Symonds also suffered much from his own conflicted sexuality.  Though largely homosexual, he married Janet Catherine North, and spent the rest of his life in passionate friendships with other (often younger) men.  As would be expected by someone so conflicted (and given the historical period, just two years before Oscar Wilde was imprisoned for “gross indecency”), Symonds vacillates between insisting that Michelangelo’s love of younger men was “spiritual,” or arguing that he was a remarkable man even if it were not.

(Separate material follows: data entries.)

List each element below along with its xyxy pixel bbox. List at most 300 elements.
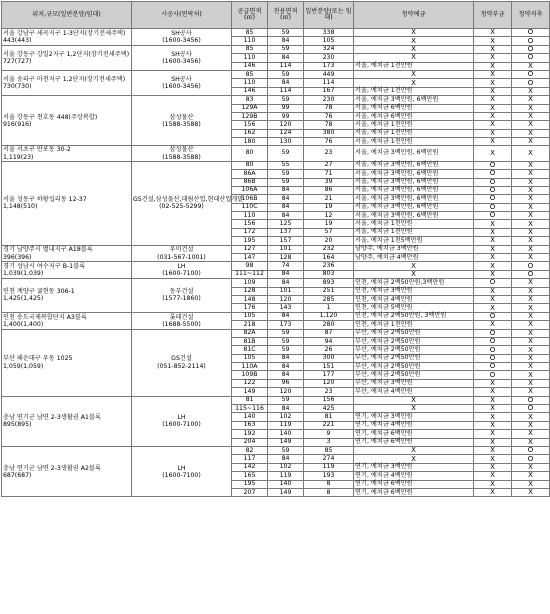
location-cell bbox=[2, 447, 132, 497]
deposit-cell: 인천, 예치금 3백만원 bbox=[354, 287, 474, 295]
exclusive-area-cell: 59 bbox=[268, 337, 304, 345]
deposit-cell: 인천, 예치금 2백50만원, 3백만원 bbox=[354, 312, 474, 320]
table-row bbox=[2, 396, 550, 404]
savings-cell: X bbox=[512, 413, 550, 421]
installment-cell: X bbox=[474, 438, 512, 446]
supply-area-cell: 105 bbox=[232, 312, 268, 320]
header-deposit: 청약예금 bbox=[354, 2, 474, 29]
savings-cell: X bbox=[512, 488, 550, 496]
installment-cell: X bbox=[474, 237, 512, 245]
savings-cell: X bbox=[512, 170, 550, 178]
exclusive-area-cell: 101 bbox=[268, 245, 304, 253]
location-line: 1,400(1,400) bbox=[3, 320, 44, 328]
builder-line: 롯데건설 bbox=[169, 313, 194, 321]
supply-area-cell: 140 bbox=[232, 413, 268, 421]
supply-area-cell: 85 bbox=[232, 29, 268, 37]
builder-line: 동부건설 bbox=[169, 288, 194, 296]
builder-line: (1688-5500) bbox=[162, 320, 201, 328]
general-sale-cell: 21 bbox=[304, 195, 354, 203]
supply-area-cell: 128 bbox=[232, 287, 268, 295]
deposit-cell: 서울, 예치금 1천만원 bbox=[354, 138, 474, 146]
exclusive-area-cell: 59 bbox=[268, 346, 304, 354]
deposit-cell: 부산, 예치금 2백50만원 bbox=[354, 346, 474, 354]
exclusive-area-cell: 149 bbox=[268, 438, 304, 446]
location-line: 1,425(1,425) bbox=[3, 295, 44, 303]
supply-area-cell: 106A bbox=[232, 186, 268, 194]
installment-cell: X bbox=[474, 413, 512, 421]
general-sale-cell: 425 bbox=[304, 405, 354, 413]
deposit-cell: 연기, 예치금 6백만원 bbox=[354, 430, 474, 438]
general-sale-cell: 8 bbox=[304, 480, 354, 488]
installment-cell: O bbox=[474, 203, 512, 211]
apartment-listing-table bbox=[1, 1, 550, 497]
savings-cell: X bbox=[512, 161, 550, 169]
general-sale-cell: 12 bbox=[304, 212, 354, 220]
deposit-cell: X bbox=[354, 262, 474, 270]
supply-area-cell: 195 bbox=[232, 480, 268, 488]
deposit-cell: 서울, 예치금 3백만원, 6백만원 bbox=[354, 212, 474, 220]
deposit-cell: 서울, 예치금 3백만원, 6백만원 bbox=[354, 178, 474, 186]
supply-area-cell: 81B bbox=[232, 337, 268, 345]
supply-area-cell: 110 bbox=[232, 54, 268, 62]
general-sale-cell: 324 bbox=[304, 45, 354, 53]
general-sale-cell: 20 bbox=[304, 237, 354, 245]
exclusive-area-cell: 84 bbox=[268, 79, 304, 87]
table-row bbox=[2, 245, 550, 253]
savings-cell: O bbox=[512, 270, 550, 278]
installment-cell: X bbox=[474, 488, 512, 496]
installment-cell: X bbox=[474, 421, 512, 429]
savings-cell: X bbox=[512, 228, 550, 236]
header-general-sale: 일반분양(또는 임대) bbox=[304, 2, 354, 29]
listing-body bbox=[2, 29, 550, 497]
location-cell bbox=[2, 245, 132, 262]
supply-area-cell: 110 bbox=[232, 212, 268, 220]
deposit-cell: 서울, 예치금 1천만원 bbox=[354, 228, 474, 236]
location-cell bbox=[2, 312, 132, 329]
installment-cell: X bbox=[474, 79, 512, 87]
table-row bbox=[2, 262, 550, 270]
location-line: 서울 성동구 하왕십리동 12-37 bbox=[3, 196, 87, 204]
supply-area-cell: 111~112 bbox=[232, 270, 268, 278]
general-sale-cell: 3 bbox=[304, 438, 354, 446]
savings-cell: X bbox=[512, 279, 550, 287]
installment-cell: X bbox=[474, 447, 512, 455]
deposit-cell: 서울, 예치금 3백만원, 6백만원 bbox=[354, 186, 474, 194]
builder-line: (1600-3456) bbox=[162, 57, 201, 65]
exclusive-area-cell: 120 bbox=[268, 295, 304, 303]
builder-line: 삼성물산 bbox=[169, 146, 194, 154]
savings-cell: X bbox=[512, 212, 550, 220]
deposit-cell: X bbox=[354, 455, 474, 463]
savings-cell: X bbox=[512, 87, 550, 95]
location-line: 충남 연기군 남면 2-3생활권 A2블록 bbox=[3, 464, 101, 472]
general-sale-cell: 76 bbox=[304, 112, 354, 120]
exclusive-area-cell: 59 bbox=[268, 96, 304, 104]
savings-cell: X bbox=[512, 254, 550, 262]
installment-cell: X bbox=[474, 396, 512, 404]
savings-cell: X bbox=[512, 438, 550, 446]
savings-cell: X bbox=[512, 96, 550, 104]
table-row bbox=[2, 447, 550, 455]
exclusive-area-cell: 149 bbox=[268, 488, 304, 496]
exclusive-area-cell: 173 bbox=[268, 321, 304, 329]
supply-area-cell: 81C bbox=[232, 346, 268, 354]
supply-area-cell: 115~116 bbox=[232, 405, 268, 413]
exclusive-area-cell: 130 bbox=[268, 138, 304, 146]
exclusive-area-cell: 128 bbox=[268, 254, 304, 262]
exclusive-area-cell: 84 bbox=[268, 371, 304, 379]
location-line: 1,119(23) bbox=[3, 153, 34, 161]
installment-cell: X bbox=[474, 245, 512, 253]
location-cell bbox=[2, 262, 132, 279]
installment-cell: X bbox=[474, 405, 512, 413]
deposit-cell: 서울, 예치금 6백만원 bbox=[354, 112, 474, 120]
deposit-cell: X bbox=[354, 447, 474, 455]
supply-area-cell: 162 bbox=[232, 129, 268, 137]
deposit-cell: 연기, 예치금 6백만원 bbox=[354, 488, 474, 496]
general-sale-cell: 173 bbox=[304, 62, 354, 70]
general-sale-cell: 23 bbox=[304, 146, 354, 161]
exclusive-area-cell: 84 bbox=[268, 455, 304, 463]
installment-cell: O bbox=[474, 186, 512, 194]
builder-line: SH공사 bbox=[171, 29, 192, 37]
general-sale-cell: 230 bbox=[304, 96, 354, 104]
deposit-cell: X bbox=[354, 70, 474, 78]
installment-cell: X bbox=[474, 62, 512, 70]
general-sale-cell: 120 bbox=[304, 379, 354, 387]
savings-cell: X bbox=[512, 329, 550, 337]
installment-cell: O bbox=[474, 312, 512, 320]
builder-cell bbox=[132, 45, 232, 70]
savings-cell: O bbox=[512, 405, 550, 413]
general-sale-cell: 78 bbox=[304, 121, 354, 129]
general-sale-cell: 105 bbox=[304, 37, 354, 45]
installment-cell: X bbox=[474, 287, 512, 295]
installment-cell: X bbox=[474, 104, 512, 112]
savings-cell: X bbox=[512, 138, 550, 146]
supply-area-cell: 81 bbox=[232, 396, 268, 404]
general-sale-cell: 39 bbox=[304, 178, 354, 186]
supply-area-cell: 82A bbox=[232, 329, 268, 337]
savings-cell: X bbox=[512, 186, 550, 194]
header-location: 위치,규모(일반분양/임대) bbox=[2, 2, 132, 29]
table-row bbox=[2, 312, 550, 320]
exclusive-area-cell: 59 bbox=[268, 146, 304, 161]
installment-cell: X bbox=[474, 254, 512, 262]
deposit-cell: X bbox=[354, 45, 474, 53]
savings-cell: O bbox=[512, 447, 550, 455]
location-line: 730(730) bbox=[3, 83, 32, 91]
exclusive-area-cell: 84 bbox=[268, 195, 304, 203]
exclusive-area-cell: 84 bbox=[268, 212, 304, 220]
supply-area-cell: 156 bbox=[232, 220, 268, 228]
general-sale-cell: 23 bbox=[304, 388, 354, 396]
savings-cell: O bbox=[512, 70, 550, 78]
exclusive-area-cell: 59 bbox=[268, 329, 304, 337]
exclusive-area-cell: 84 bbox=[268, 363, 304, 371]
location-line: 1,039(1,039) bbox=[3, 270, 44, 278]
supply-area-cell: 142 bbox=[232, 463, 268, 471]
deposit-cell: 서울, 예치금 3백만원, 6백만원 bbox=[354, 146, 474, 161]
supply-area-cell: 80 bbox=[232, 146, 268, 161]
savings-cell: X bbox=[512, 203, 550, 211]
installment-cell: O bbox=[474, 346, 512, 354]
builder-cell bbox=[132, 447, 232, 497]
exclusive-area-cell: 99 bbox=[268, 112, 304, 120]
deposit-cell: 연기, 예치금 6백만원 bbox=[354, 438, 474, 446]
savings-cell: X bbox=[512, 121, 550, 129]
location-line: 서울 강동구 강일2지구 1,2단지(장기전세주택) bbox=[3, 50, 130, 58]
location-line: 경기 성남시 여수지구 B-1블록 bbox=[3, 263, 86, 271]
general-sale-cell: 803 bbox=[304, 270, 354, 278]
installment-cell: X bbox=[474, 388, 512, 396]
exclusive-area-cell: 84 bbox=[268, 37, 304, 45]
exclusive-area-cell: 114 bbox=[268, 87, 304, 95]
table-row bbox=[2, 29, 550, 37]
savings-cell: X bbox=[512, 480, 550, 488]
installment-cell: X bbox=[474, 129, 512, 137]
exclusive-area-cell: 55 bbox=[268, 161, 304, 169]
deposit-cell: X bbox=[354, 270, 474, 278]
savings-cell: O bbox=[512, 54, 550, 62]
general-sale-cell: 8 bbox=[304, 488, 354, 496]
savings-cell: O bbox=[512, 79, 550, 87]
general-sale-cell: 87 bbox=[304, 329, 354, 337]
deposit-cell: X bbox=[354, 29, 474, 37]
builder-line: SH공사 bbox=[171, 75, 192, 83]
savings-cell: X bbox=[512, 337, 550, 345]
savings-cell: X bbox=[512, 472, 550, 480]
savings-cell: X bbox=[512, 430, 550, 438]
general-sale-cell: 236 bbox=[304, 262, 354, 270]
table-row bbox=[2, 161, 550, 169]
deposit-cell: 서울, 예치금 1천5백만원 bbox=[354, 237, 474, 245]
installment-cell: X bbox=[474, 228, 512, 236]
builder-cell bbox=[132, 70, 232, 95]
supply-area-cell: 129B bbox=[232, 112, 268, 120]
general-sale-cell: 86 bbox=[304, 186, 354, 194]
general-sale-cell: 156 bbox=[304, 396, 354, 404]
savings-cell: X bbox=[512, 112, 550, 120]
savings-cell: X bbox=[512, 304, 550, 312]
general-sale-cell: 19 bbox=[304, 220, 354, 228]
savings-cell: X bbox=[512, 237, 550, 245]
location-cell bbox=[2, 146, 132, 161]
supply-area-cell: 180 bbox=[232, 138, 268, 146]
location-cell bbox=[2, 329, 132, 396]
deposit-cell: X bbox=[354, 54, 474, 62]
installment-cell: O bbox=[474, 212, 512, 220]
builder-cell bbox=[132, 396, 232, 446]
supply-area-cell: 86A bbox=[232, 170, 268, 178]
general-sale-cell: 1 bbox=[304, 304, 354, 312]
builder-line: (1577-1860) bbox=[162, 295, 201, 303]
general-sale-cell: 285 bbox=[304, 295, 354, 303]
exclusive-area-cell: 84 bbox=[268, 270, 304, 278]
supply-area-cell: 110A bbox=[232, 363, 268, 371]
table-row bbox=[2, 146, 550, 161]
installment-cell: O bbox=[474, 170, 512, 178]
supply-area-cell: 85 bbox=[232, 45, 268, 53]
location-line: 부산 해운대구 우동 1025 bbox=[3, 355, 73, 363]
general-sale-cell: 9 bbox=[304, 430, 354, 438]
savings-cell: X bbox=[512, 62, 550, 70]
savings-cell: X bbox=[512, 195, 550, 203]
savings-cell: O bbox=[512, 262, 550, 270]
general-sale-cell: 274 bbox=[304, 455, 354, 463]
location-line: 서울 서초구 반포동 30-2 bbox=[3, 146, 71, 154]
savings-cell: X bbox=[512, 178, 550, 186]
supply-area-cell: 148 bbox=[232, 295, 268, 303]
installment-cell: X bbox=[474, 220, 512, 228]
general-sale-cell: 151 bbox=[304, 363, 354, 371]
general-sale-cell: 26 bbox=[304, 346, 354, 354]
deposit-cell: 서울, 예치금 3백만원, 6백만원 bbox=[354, 195, 474, 203]
savings-cell: O bbox=[512, 37, 550, 45]
exclusive-area-cell: 140 bbox=[268, 480, 304, 488]
exclusive-area-cell: 59 bbox=[268, 178, 304, 186]
location-line: 1,148(510) bbox=[3, 203, 38, 211]
savings-cell: X bbox=[512, 146, 550, 161]
location-line: 서울 송파구 마천지구 1,2단지(장기전세주택) bbox=[3, 75, 126, 83]
savings-cell: X bbox=[512, 463, 550, 471]
exclusive-area-cell: 59 bbox=[268, 45, 304, 53]
exclusive-area-cell: 120 bbox=[268, 121, 304, 129]
installment-cell: X bbox=[474, 96, 512, 104]
supply-area-cell: 165 bbox=[232, 472, 268, 480]
supply-area-cell: 106B bbox=[232, 195, 268, 203]
location-line: 916(916) bbox=[3, 120, 32, 128]
header-installment: 청약부금 bbox=[474, 2, 512, 29]
installment-cell: X bbox=[474, 321, 512, 329]
deposit-cell: 서울, 예치금 1천만원 bbox=[354, 121, 474, 129]
general-sale-cell: 71 bbox=[304, 170, 354, 178]
deposit-cell: X bbox=[354, 396, 474, 404]
builder-line: LH bbox=[177, 263, 186, 271]
builder-line: (1588-3588) bbox=[162, 120, 201, 128]
general-sale-cell: 119 bbox=[304, 463, 354, 471]
builder-cell bbox=[132, 262, 232, 279]
exclusive-area-cell: 125 bbox=[268, 220, 304, 228]
exclusive-area-cell: 84 bbox=[268, 405, 304, 413]
installment-cell: X bbox=[474, 146, 512, 161]
supply-area-cell: 86B bbox=[232, 178, 268, 186]
general-sale-cell: 114 bbox=[304, 79, 354, 87]
deposit-cell: 부산, 예치금 2백50만원 bbox=[354, 363, 474, 371]
savings-cell: O bbox=[512, 45, 550, 53]
builder-line: (1600-3456) bbox=[162, 83, 201, 91]
exclusive-area-cell: 74 bbox=[268, 262, 304, 270]
installment-cell: X bbox=[474, 455, 512, 463]
location-cell bbox=[2, 161, 132, 245]
builder-line: (02-525-5299) bbox=[159, 203, 204, 211]
supply-area-cell: 98 bbox=[232, 262, 268, 270]
builder-cell bbox=[132, 146, 232, 161]
builder-line: LH bbox=[177, 414, 186, 422]
header-builder: 시공사(연락처) bbox=[132, 2, 232, 29]
installment-cell: X bbox=[474, 379, 512, 387]
supply-area-cell: 207 bbox=[232, 488, 268, 496]
builder-line: (031-567-1001) bbox=[157, 253, 206, 261]
deposit-cell: 연기, 예치금 3백만원 bbox=[354, 413, 474, 421]
general-sale-cell: 1,120 bbox=[304, 312, 354, 320]
supply-area-cell: 109 bbox=[232, 279, 268, 287]
deposit-cell: X bbox=[354, 37, 474, 45]
supply-area-cell: 195 bbox=[232, 237, 268, 245]
general-sale-cell: 280 bbox=[304, 321, 354, 329]
supply-area-cell: 156 bbox=[232, 121, 268, 129]
exclusive-area-cell: 84 bbox=[268, 54, 304, 62]
location-line: 충남 연기군 남면 2-3생활권 A1블록 bbox=[3, 414, 101, 422]
installment-cell: O bbox=[474, 371, 512, 379]
savings-cell: X bbox=[512, 220, 550, 228]
location-cell bbox=[2, 96, 132, 146]
installment-cell: X bbox=[474, 138, 512, 146]
supply-area-cell: 109B bbox=[232, 371, 268, 379]
builder-line: (051-852-2114) bbox=[157, 362, 206, 370]
supply-area-cell: 122 bbox=[232, 379, 268, 387]
builder-line: (1600-7100) bbox=[162, 270, 201, 278]
general-sale-cell: 230 bbox=[304, 54, 354, 62]
installment-cell: X bbox=[474, 37, 512, 45]
general-sale-cell: 57 bbox=[304, 228, 354, 236]
table-row bbox=[2, 96, 550, 104]
deposit-cell: 연기, 예치금 4백만원 bbox=[354, 472, 474, 480]
exclusive-area-cell: 84 bbox=[268, 312, 304, 320]
supply-area-cell: 127 bbox=[232, 245, 268, 253]
builder-line: (1600-3456) bbox=[162, 36, 201, 44]
table-row bbox=[2, 70, 550, 78]
exclusive-area-cell: 59 bbox=[268, 29, 304, 37]
supply-area-cell: 147 bbox=[232, 254, 268, 262]
installment-cell: X bbox=[474, 87, 512, 95]
supply-area-cell: 146 bbox=[232, 62, 268, 70]
general-sale-cell: 232 bbox=[304, 245, 354, 253]
location-line: 396(396) bbox=[3, 253, 32, 261]
installment-cell: X bbox=[474, 54, 512, 62]
builder-line: GS건설 bbox=[171, 355, 192, 363]
supply-area-cell: 110C bbox=[232, 203, 268, 211]
location-cell bbox=[2, 29, 132, 46]
builder-line: SH공사 bbox=[171, 50, 192, 58]
savings-cell: X bbox=[512, 245, 550, 253]
general-sale-cell: 78 bbox=[304, 104, 354, 112]
deposit-cell: 서울, 예치금 3백만원, 6백만원 bbox=[354, 203, 474, 211]
deposit-cell: 서울, 예치금 3백만원, 6백만원 bbox=[354, 96, 474, 104]
exclusive-area-cell: 59 bbox=[268, 70, 304, 78]
deposit-cell: 부산, 예치금 2백50만원 bbox=[354, 337, 474, 345]
builder-cell bbox=[132, 279, 232, 313]
installment-cell: X bbox=[474, 121, 512, 129]
supply-area-cell: 110 bbox=[232, 79, 268, 87]
installment-cell: O bbox=[474, 363, 512, 371]
deposit-cell: X bbox=[354, 405, 474, 413]
supply-area-cell: 105 bbox=[232, 354, 268, 362]
location-cell bbox=[2, 279, 132, 313]
location-cell bbox=[2, 70, 132, 95]
header-savings: 청약저축 bbox=[512, 2, 550, 29]
savings-cell: X bbox=[512, 363, 550, 371]
location-line: 인천 송도국제복합단지 A3블록 bbox=[3, 313, 87, 321]
savings-cell: O bbox=[512, 29, 550, 37]
general-sale-cell: 167 bbox=[304, 87, 354, 95]
installment-cell: X bbox=[474, 430, 512, 438]
deposit-cell: 서울, 예치금 1천만원 bbox=[354, 129, 474, 137]
builder-cell bbox=[132, 245, 232, 262]
supply-area-cell: 172 bbox=[232, 228, 268, 236]
exclusive-area-cell: 96 bbox=[268, 379, 304, 387]
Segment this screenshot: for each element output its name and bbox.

And Symonds is a compelling, erudite and fascinating writer.  Here is he is, writing about Michelangelo’s David:  In the David Michelangelo first displayed that quality of terribilità, of spirit-quailing, awe-inspiring force, for which he afterwards became so famous. The statue imposes, not merely by its size and majesty and might, but by something vehement in the conception. He was, however, far, from having yet adopted those systematic proportions for the human body which later on gave an air of monotonous impressiveness to all his figures. On the contrary, this young giant strongly recalls the model; still more strongly indeed that the Bacchus did. Wishing perhaps to adhere strictly to the Biblical story, Michelangelo studied a lad whose frame was not developed. The David, to state the matter frankly, is a colossal hobbledehoy. His body, in breadth of the thorax, depth of the abdomen, and general stoutness, has not grown up to the scale of the enormous hands and feet and heavy head. We feel that he wants at least two years to become a fully developed man, passing from adolescence to the maturity of strength and beauty. This close observance of the imperfections of the model at a certain stage of physical growth is very remarkable, and not altogether pleasing in a statue more than nine feet high. Both Donatello and Verocchio had treated their Davids in the same realistic manner, but they were working on a small scale and in bronze.

Symonds’ The Life of Michelangelo Buonarroti is available free for your e-readers at manybooks.net or Project Gutenberg, but there is also a splendid two volume edition published by the University of Pennsylvania Press with an introduction by art historian Creighton E. Gilbert that is quite wonderful.  If you have a serious interest in the life of the one of the greatest figures in art history, this is the place to start.